Untuk mengolah jelantah menjadi biodiesel, kata Arief dengan cara mencampur jelantah campur metanol disertai katalis. Campuran kemudian dipanaskan dengan suhu diatas 70 derajat celsius. Setelah lebih dari satu jam, hasil campuran itu akan menghasilkan dua lapisan yakni biodiesel dan gliserol.“Satu liter jelantah bisa menghasilkan 90 persen biodiesel dan sisanya gliserol,” urainya.
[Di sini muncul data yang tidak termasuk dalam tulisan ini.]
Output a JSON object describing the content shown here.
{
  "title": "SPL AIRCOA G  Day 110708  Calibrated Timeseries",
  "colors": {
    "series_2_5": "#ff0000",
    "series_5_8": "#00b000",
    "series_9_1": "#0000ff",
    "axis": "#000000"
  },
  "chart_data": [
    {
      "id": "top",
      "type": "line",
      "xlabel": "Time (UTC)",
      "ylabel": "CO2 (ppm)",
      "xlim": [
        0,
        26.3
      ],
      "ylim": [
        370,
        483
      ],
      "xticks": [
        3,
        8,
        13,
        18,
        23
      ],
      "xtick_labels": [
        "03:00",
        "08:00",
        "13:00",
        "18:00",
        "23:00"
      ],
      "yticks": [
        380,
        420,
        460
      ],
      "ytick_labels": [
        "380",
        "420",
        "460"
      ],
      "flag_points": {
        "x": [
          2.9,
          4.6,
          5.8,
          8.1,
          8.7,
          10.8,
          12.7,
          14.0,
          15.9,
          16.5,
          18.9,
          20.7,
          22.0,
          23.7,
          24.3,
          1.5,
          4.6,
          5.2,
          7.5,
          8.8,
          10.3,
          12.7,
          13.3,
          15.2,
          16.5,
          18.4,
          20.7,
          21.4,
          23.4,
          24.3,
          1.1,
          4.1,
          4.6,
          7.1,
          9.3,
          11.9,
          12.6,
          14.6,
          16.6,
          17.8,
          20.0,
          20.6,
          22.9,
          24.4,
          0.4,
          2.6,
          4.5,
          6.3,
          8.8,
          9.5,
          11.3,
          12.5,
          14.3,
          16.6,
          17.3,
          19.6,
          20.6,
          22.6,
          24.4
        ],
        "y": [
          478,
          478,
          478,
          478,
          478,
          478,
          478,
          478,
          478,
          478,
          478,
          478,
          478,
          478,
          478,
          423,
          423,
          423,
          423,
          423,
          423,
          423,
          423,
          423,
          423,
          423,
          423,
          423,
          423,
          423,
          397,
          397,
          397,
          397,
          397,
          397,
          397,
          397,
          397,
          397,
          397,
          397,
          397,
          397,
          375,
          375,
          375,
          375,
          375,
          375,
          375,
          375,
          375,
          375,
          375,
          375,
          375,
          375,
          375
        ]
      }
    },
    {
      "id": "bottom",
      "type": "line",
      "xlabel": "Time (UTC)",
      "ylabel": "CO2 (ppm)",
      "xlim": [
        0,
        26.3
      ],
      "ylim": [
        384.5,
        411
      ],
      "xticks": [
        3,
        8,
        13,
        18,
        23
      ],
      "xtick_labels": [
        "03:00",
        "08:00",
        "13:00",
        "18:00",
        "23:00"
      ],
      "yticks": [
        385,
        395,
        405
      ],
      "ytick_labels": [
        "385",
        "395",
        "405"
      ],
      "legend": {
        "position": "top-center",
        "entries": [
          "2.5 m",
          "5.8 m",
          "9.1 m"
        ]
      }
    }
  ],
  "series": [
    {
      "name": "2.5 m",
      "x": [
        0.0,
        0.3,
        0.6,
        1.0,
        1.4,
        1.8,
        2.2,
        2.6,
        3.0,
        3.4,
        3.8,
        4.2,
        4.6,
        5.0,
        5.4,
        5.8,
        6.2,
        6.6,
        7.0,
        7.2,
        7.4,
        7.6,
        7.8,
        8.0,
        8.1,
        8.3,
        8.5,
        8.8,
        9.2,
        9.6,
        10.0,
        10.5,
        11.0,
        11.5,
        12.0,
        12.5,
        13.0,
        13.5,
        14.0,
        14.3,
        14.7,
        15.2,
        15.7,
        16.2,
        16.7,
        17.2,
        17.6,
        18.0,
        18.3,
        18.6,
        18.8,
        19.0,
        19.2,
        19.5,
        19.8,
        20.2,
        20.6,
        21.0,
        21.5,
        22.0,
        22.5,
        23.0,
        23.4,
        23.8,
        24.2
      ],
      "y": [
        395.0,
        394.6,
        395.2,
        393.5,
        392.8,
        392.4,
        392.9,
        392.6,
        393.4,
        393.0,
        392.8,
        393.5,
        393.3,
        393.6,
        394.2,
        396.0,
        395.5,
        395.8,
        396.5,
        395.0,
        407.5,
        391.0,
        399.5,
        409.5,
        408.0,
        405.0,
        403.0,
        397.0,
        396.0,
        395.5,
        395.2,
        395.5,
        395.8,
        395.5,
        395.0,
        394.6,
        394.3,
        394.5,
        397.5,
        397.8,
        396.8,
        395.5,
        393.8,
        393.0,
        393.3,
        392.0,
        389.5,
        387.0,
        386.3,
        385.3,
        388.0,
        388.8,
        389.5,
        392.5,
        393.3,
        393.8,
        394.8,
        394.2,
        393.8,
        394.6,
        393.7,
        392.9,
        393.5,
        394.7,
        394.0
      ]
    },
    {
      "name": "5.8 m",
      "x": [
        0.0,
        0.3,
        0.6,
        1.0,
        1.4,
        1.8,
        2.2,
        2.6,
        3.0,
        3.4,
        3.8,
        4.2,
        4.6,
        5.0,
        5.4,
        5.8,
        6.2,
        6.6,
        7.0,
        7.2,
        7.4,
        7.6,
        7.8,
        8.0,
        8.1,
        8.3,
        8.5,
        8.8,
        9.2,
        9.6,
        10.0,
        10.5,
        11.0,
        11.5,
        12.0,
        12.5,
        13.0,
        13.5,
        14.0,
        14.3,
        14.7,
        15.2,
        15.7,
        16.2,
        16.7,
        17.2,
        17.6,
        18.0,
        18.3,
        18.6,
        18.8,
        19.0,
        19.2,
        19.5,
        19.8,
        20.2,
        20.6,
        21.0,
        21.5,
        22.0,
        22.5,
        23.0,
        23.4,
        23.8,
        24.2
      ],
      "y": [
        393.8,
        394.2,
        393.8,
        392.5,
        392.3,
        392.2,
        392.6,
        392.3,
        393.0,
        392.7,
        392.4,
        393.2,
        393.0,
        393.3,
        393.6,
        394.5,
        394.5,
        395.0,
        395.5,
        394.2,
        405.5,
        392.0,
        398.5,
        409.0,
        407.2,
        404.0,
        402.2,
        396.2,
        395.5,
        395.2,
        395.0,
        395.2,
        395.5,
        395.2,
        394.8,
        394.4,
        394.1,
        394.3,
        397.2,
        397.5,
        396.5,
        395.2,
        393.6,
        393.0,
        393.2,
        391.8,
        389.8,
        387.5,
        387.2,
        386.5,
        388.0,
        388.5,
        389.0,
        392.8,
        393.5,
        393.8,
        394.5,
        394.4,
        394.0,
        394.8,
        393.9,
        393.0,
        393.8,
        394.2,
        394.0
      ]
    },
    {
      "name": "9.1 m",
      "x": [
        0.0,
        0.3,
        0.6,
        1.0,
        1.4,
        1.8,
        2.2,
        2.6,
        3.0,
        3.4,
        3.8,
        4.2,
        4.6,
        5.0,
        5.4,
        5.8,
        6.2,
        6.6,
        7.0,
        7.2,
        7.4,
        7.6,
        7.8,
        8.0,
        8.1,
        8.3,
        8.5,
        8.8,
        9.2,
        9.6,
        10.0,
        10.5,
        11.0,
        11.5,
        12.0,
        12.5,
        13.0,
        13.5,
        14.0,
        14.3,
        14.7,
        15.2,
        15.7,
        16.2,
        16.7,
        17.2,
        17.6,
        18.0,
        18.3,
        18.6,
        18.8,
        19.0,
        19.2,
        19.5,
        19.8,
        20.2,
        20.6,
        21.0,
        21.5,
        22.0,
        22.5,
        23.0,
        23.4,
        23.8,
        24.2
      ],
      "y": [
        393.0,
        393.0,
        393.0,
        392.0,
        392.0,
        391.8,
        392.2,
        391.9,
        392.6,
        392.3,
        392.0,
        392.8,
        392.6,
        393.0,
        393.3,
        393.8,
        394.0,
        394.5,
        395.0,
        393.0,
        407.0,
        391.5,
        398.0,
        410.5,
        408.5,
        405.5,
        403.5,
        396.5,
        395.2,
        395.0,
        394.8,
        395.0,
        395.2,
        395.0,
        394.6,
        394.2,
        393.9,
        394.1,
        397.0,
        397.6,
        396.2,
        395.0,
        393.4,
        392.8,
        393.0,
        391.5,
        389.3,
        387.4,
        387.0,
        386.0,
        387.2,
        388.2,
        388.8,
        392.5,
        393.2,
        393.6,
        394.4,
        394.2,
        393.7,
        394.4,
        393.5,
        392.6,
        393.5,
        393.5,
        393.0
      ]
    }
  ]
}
Sebelum diuji pada kendaraan, Biosolar B15 ini, kata Endarlianto, PSE juga sudah lakukan uji laboratorium, uji mesin dan telah diuji sesuai dengan standar Nasional Indonesia (SNI). Pengembangan Biosolar B15 ini, pihaknya bekerjasama dengan USAID, Warug spesial Sambal dan Asosiasi Pedagang Kaki Lima. Beberapa pemilik armada bus juga digandeng kerjasama diantranya Trans Jogja dan Bimo Transport. (Humas UGM/Gusti Grehenson)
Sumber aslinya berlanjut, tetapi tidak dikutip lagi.